I gave it a shot. If this isn't quite right, I apologize in advance. Bill, can you see if this works for you? diff -burN --exclude=*~ anaconda-7.1/libfdisk/disk_funcs.c anaconda-7.1- gpt/libfdisk/disk_funcs.c --- anaconda-7.1/libfdisk/disk_funcs.c Wed Apr 25 13:09:58 2001 +++ anaconda-7.1-gpt/libfdisk/disk_funcs.c Thu May 31 15:48:15 2001 @@ -128,6 +128,7 @@ __off64_t offset; ssize_t readcount = 0, thisreadcount=0; ssize_t leftreadcount = count; + blk_ioctl_parameter p; if (!buffer || !count) return 0; if (!IsLBAValid(filedes, lba)) return 0; @@ -135,8 +136,11 @@ /* If this is the last block of the disk, try using ioctl to read. Fall back to normal read if that fails */ - if ( (lba == LastLBA(filedes)) && (count == 512) ){ - if( ! ioctl(filedes, BLKGETLASTSECT, buffer) ) + if ( (lba == LastLBA(filedes)) && (count == 512) ) { + p.block = 0; + p.content_length = count; + p.block_contents = buffer; + if( ! ioctl(filedes, BLKGETLASTSECT, &p) ) return count; } @@ -184,6 +188,7 @@ __off64_t offset; ssize_t writecount = 0, thiswritecount = 0; size_t leftwritecount = count; + blk_ioctl_parameter p; if (!buffer || !count ) @@ -195,7 +200,10 @@ try using ioctl to read. Fall back to normal read if that fails */ if ( (lba == LastLBA(filedes)) && (count == 512) ){ - if( ! ioctl(filedes, BLKSETLASTSECT, buffer) ) + p.block = 0; + p.content_length = count; + p.block_contents = buffer; + if( ! ioctl(filedes, BLKSETLASTSECT, &p) ) return count; } diff -burN --exclude=*~ anaconda-7.1/libfdisk/disk_funcs.h anaconda-7.1- gpt/libfdisk/disk_funcs.h --- anaconda-7.1/libfdisk/disk_funcs.h Tue Apr 24 13:50:28 2001 +++ anaconda-7.1-gpt/libfdisk/disk_funcs.h Thu May 31 15:46:05 2001 @@ -13,4 +13,11 @@ off_t GetDeviceBlockSize( int filedes ); +typedef struct { + unsigned int block; + size_t content_length; + char *block_contents; +} blk_ioctl_parameter; + + #endif /* _DISK_FUNCS_H */
OK, after using the fixed partitioning code, another error is received (from other e-mail) > It does appear that we are getting a little closer. The boot disk > formatted correctly (sdm) this time. Then the installer failed with "An > error occurred trying to format /fs1: This problem is serious, and the > install cannot continue. Press Enter to reboot your system.", /fs1 is sda. > I took a look on VT5 and found the following error "/usr/sbin/mke2fs: No > such device or address while trying to determine filesystem size". There > was not messages printed out to VT1 this time. RH has yet to reproduce this failure in-house.

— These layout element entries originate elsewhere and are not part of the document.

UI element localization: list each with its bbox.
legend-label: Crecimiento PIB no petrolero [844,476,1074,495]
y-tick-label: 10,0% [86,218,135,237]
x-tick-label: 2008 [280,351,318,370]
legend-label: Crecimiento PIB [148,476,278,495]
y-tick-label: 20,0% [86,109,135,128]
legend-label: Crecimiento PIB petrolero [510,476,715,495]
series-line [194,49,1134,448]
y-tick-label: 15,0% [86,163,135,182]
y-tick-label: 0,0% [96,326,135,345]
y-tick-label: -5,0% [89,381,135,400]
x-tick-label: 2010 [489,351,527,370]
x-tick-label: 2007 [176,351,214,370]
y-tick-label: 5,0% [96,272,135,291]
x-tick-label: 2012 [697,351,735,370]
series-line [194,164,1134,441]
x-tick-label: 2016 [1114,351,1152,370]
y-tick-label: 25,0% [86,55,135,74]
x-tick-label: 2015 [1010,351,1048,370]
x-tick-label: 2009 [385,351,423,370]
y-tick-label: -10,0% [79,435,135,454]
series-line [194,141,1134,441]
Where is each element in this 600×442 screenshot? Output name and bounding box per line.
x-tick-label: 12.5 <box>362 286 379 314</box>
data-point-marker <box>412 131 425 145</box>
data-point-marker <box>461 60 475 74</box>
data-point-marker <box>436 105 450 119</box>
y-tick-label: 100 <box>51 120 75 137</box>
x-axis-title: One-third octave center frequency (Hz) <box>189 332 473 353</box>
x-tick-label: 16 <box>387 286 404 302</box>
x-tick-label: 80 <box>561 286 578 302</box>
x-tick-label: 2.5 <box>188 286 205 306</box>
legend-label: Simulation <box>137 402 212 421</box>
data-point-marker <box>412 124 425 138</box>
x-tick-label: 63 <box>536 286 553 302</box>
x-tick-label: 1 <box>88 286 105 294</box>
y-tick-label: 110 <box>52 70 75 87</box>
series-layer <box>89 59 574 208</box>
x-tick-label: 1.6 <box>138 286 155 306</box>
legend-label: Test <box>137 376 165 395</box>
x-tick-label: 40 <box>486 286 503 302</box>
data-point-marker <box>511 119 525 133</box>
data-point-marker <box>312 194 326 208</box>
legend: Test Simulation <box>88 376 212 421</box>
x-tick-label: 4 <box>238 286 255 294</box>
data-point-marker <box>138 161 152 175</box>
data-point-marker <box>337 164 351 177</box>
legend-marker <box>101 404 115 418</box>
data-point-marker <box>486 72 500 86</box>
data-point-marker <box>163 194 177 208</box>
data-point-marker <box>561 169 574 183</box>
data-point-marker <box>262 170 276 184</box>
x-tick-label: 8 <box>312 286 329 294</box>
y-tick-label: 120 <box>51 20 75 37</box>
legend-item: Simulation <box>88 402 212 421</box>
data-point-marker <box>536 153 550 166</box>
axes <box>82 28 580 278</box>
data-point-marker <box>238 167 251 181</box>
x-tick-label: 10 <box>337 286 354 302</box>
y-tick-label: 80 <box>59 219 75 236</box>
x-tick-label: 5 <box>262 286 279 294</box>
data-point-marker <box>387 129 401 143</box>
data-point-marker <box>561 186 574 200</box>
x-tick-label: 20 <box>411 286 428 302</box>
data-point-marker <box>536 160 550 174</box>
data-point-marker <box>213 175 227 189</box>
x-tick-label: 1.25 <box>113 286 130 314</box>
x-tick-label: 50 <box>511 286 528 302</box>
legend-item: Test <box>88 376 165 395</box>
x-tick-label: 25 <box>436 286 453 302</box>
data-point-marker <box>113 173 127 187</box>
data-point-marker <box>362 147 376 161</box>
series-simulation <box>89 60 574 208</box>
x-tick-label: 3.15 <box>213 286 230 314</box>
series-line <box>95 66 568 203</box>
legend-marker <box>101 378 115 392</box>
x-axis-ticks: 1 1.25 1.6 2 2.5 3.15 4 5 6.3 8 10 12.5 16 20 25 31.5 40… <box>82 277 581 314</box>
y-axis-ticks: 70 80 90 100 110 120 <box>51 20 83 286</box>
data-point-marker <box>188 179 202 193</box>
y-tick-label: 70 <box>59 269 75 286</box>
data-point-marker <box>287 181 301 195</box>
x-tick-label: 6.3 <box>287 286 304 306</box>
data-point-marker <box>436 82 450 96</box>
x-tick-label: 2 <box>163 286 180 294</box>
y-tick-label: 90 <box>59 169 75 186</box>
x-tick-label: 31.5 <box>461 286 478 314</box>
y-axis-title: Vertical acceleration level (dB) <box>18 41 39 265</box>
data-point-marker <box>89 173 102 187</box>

If you use switch to VT2, and run fdisk /dev/sda, see sda1 is type 6 (FAT16), not type ee (protective MBR for GPT). Run parted /dev/sda and see that the GPT partitions are there, but since the PMBR has type 6 there (not type EE), the kernel now thinks the disk is MBR not GPT... Using fdisk to switch sda1 from 6 to ee, write it out, and exit, and see the kernel now gets it right. Not sure why /dev/sda1 is getting the type set to 6 (and not ee).
This is fixed in anaconda-7.1-15 or later.